Paris attack suspect Salah Abdeslam refuses to speak when asked about Tuesday's attacks in Brussels, Belgian prosecutors say.
Abdeslam, arrested last week in Brussels and initially cooperative, had "exercised his right to silence" and said nothing when interviewed after Tuesday's bombings according to prosecutors in Brussels.
He was seized days before the Brussels attacks, in which 31 people died.
Meanwhile Belgian officials named the second suicide bomber in Tuesday's attack at Brussels airport as Najim Zaachraoui, and said that his DNA was found at sites of the November Paris attacks.
Brahim el-Bakraoui had already been named as one of the perpetrators of the airport attack, which left 11 people dead. A third remained unidentified.
Thirty-one people died in bombings at Brussels airport and a metro station.
So-called Islamic State (IS) claimed to have carried out both the Brussels and Paris attacks.
Twelve arrests after Brussels attacks
The news came as three people were arrested in the Forest, Saint-Gilles and Schaerbeek areas of Brussels in connection with the attacks.
In the most recent raid, a man carrying a backpack was shot in Schaerbeek district after refusing to obey police orders, media say. Controlled explosions were carried out.
An area near Meiser square was sealed off by heavily armed police and military vehicles.
The operation has now finished and the cordon has been lifted.
Schaerbeek mayor Bernard Clerfayt said a man had been arrested and shot in the leg.
Prosecutors said the arrests were linked to a raid in Paris on Thursday, where an attack was apparently foiled.
Six had already been detained in the Schaerbeek and Jette districts, and in the city centre on Thursday.
Reda Kriket, 34, was arrested in Paris' north-western Argenteuil suburb, alleged to be in the "advanced stage" of plotting an attack.
Two suspected jihadists were also detained in Dusseldorf and Giessen in Germany on Wednesday and Thursday - both with suspected links to one of the Brussels bombers according to Der Spiegel reports
One of those arrested in Germany had suspicious text messages on his mobile phone referencing Brussels.
'Je suis Bruxellois'
US Secretary of State John Kerry, visiting Brussels, said that IS would be destroyed.
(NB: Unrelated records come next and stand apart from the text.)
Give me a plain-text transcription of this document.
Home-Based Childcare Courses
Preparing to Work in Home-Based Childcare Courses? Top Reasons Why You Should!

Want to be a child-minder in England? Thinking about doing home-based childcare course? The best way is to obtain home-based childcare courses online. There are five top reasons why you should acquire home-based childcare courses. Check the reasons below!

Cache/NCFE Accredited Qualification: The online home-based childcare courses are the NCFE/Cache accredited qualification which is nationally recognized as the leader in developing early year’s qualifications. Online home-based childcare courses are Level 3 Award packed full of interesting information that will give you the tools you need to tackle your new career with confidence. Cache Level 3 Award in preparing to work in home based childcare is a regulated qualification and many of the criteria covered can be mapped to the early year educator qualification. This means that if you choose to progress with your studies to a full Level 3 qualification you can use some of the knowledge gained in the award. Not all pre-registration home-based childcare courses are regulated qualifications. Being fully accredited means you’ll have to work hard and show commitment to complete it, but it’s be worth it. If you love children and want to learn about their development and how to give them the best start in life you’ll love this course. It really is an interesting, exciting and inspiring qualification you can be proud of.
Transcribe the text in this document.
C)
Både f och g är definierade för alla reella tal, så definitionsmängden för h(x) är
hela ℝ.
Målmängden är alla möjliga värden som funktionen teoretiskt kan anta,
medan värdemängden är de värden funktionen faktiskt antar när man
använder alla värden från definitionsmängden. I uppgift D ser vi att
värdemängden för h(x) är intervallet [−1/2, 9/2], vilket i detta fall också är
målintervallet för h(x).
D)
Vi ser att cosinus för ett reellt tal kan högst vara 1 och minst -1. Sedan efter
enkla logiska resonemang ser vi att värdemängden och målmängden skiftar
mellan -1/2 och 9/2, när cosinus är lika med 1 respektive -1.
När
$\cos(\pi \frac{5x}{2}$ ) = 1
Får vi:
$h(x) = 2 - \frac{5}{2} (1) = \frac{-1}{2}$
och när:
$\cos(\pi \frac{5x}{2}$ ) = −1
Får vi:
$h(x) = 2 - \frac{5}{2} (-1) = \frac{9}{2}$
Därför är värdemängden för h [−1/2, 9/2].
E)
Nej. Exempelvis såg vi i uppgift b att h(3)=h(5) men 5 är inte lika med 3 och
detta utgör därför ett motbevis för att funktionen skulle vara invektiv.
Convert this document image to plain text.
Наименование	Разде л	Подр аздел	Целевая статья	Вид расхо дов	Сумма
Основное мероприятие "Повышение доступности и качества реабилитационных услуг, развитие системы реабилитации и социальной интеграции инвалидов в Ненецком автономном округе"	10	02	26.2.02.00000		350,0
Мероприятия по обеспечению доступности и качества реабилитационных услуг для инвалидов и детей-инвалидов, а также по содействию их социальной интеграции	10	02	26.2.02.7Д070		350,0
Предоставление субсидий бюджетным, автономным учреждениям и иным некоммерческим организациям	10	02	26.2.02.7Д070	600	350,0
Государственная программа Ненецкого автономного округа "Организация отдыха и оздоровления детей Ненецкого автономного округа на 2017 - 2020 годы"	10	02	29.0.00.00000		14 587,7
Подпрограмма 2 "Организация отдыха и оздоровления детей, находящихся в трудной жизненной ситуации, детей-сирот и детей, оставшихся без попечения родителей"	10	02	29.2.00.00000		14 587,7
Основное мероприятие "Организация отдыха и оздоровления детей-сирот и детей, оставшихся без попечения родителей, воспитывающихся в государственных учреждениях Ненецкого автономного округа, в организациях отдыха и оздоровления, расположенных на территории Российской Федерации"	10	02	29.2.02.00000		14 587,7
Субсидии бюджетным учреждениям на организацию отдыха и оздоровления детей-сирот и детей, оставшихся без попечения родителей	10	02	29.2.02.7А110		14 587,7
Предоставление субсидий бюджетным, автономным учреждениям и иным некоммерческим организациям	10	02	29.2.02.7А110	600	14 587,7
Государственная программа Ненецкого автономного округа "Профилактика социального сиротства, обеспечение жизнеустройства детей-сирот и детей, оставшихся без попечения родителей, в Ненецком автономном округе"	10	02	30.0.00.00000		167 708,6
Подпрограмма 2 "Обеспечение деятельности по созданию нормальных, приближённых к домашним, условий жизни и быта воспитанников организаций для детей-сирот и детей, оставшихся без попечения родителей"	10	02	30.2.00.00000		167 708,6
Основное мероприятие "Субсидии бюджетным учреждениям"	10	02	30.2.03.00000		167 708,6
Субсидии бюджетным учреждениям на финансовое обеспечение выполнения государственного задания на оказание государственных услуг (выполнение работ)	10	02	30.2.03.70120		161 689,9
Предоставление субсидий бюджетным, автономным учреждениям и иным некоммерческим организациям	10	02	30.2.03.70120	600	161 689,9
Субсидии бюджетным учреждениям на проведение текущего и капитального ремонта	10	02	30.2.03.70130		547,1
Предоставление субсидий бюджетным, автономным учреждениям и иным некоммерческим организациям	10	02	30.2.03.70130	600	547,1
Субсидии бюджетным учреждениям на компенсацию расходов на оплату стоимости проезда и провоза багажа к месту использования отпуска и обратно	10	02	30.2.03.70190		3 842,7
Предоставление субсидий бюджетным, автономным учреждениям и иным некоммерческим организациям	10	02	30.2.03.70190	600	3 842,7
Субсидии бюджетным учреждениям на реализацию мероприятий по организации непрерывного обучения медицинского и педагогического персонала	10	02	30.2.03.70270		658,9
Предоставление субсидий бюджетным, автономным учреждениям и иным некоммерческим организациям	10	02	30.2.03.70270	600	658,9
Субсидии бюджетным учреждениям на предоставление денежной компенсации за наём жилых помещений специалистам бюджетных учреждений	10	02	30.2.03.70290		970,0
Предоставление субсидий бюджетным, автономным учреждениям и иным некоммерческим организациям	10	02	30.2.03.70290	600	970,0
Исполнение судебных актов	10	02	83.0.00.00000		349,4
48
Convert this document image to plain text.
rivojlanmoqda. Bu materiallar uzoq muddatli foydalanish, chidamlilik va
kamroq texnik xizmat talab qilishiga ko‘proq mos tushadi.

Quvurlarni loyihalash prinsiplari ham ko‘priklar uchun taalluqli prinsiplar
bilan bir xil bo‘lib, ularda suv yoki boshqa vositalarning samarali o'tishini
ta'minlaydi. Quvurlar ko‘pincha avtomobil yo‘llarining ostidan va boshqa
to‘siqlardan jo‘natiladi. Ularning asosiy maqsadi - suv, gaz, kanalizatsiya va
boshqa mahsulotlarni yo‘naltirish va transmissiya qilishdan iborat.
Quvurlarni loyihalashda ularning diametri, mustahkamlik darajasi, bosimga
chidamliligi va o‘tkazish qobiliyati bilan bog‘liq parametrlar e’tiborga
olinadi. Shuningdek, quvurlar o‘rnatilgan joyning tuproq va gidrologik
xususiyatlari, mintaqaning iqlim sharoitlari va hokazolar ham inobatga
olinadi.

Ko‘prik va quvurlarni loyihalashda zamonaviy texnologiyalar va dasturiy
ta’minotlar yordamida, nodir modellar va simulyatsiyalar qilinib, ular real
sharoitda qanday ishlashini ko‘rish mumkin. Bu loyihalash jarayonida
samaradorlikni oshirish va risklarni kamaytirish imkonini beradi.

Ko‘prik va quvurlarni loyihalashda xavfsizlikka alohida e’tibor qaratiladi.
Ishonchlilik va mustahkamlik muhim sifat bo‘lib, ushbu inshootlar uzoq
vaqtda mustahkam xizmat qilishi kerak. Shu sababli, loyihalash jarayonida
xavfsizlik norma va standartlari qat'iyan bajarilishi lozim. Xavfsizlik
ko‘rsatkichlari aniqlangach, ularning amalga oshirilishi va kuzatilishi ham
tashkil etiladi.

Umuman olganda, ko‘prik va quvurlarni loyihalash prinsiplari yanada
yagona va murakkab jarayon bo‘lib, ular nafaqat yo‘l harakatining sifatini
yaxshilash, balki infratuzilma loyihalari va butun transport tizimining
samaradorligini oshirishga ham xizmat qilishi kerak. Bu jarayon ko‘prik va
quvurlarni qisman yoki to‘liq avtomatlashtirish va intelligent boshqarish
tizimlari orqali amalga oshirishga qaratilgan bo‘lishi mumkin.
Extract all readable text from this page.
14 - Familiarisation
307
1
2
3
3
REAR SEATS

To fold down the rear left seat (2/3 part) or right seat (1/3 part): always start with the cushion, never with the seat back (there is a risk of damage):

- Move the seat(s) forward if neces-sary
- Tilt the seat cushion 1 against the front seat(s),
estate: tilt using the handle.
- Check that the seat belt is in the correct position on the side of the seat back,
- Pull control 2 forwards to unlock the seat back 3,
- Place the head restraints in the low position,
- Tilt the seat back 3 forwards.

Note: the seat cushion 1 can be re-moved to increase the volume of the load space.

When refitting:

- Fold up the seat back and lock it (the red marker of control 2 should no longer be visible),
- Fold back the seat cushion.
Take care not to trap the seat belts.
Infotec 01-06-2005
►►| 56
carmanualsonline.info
Standing alongside Belgian Prime Minister Charles Michel, he expressed his condolences and solidarity with Belgium, declaring "Je suis Bruxellois".
The Western alliance would continue its fight to destroy IS, Mr Kerry said.
"We will not be intimidated. We will not be deterred."
The Brussels bombings continued to have political repercussions, with questions surrounding the issue of whether more could have been done to prevent them.
Turkey has said it arrested and deported one of the bombers, Brahim el-Bakraoui, last June, warning Belgium he was a "foreign fighter" - but the message was "ignored".
The Belgian interior and justice ministers said they had offered their resignations but the prime minister refused to accept them.
Bakraoui's brother, Khalid, struck at Maelbeek metro station, where 20 people died.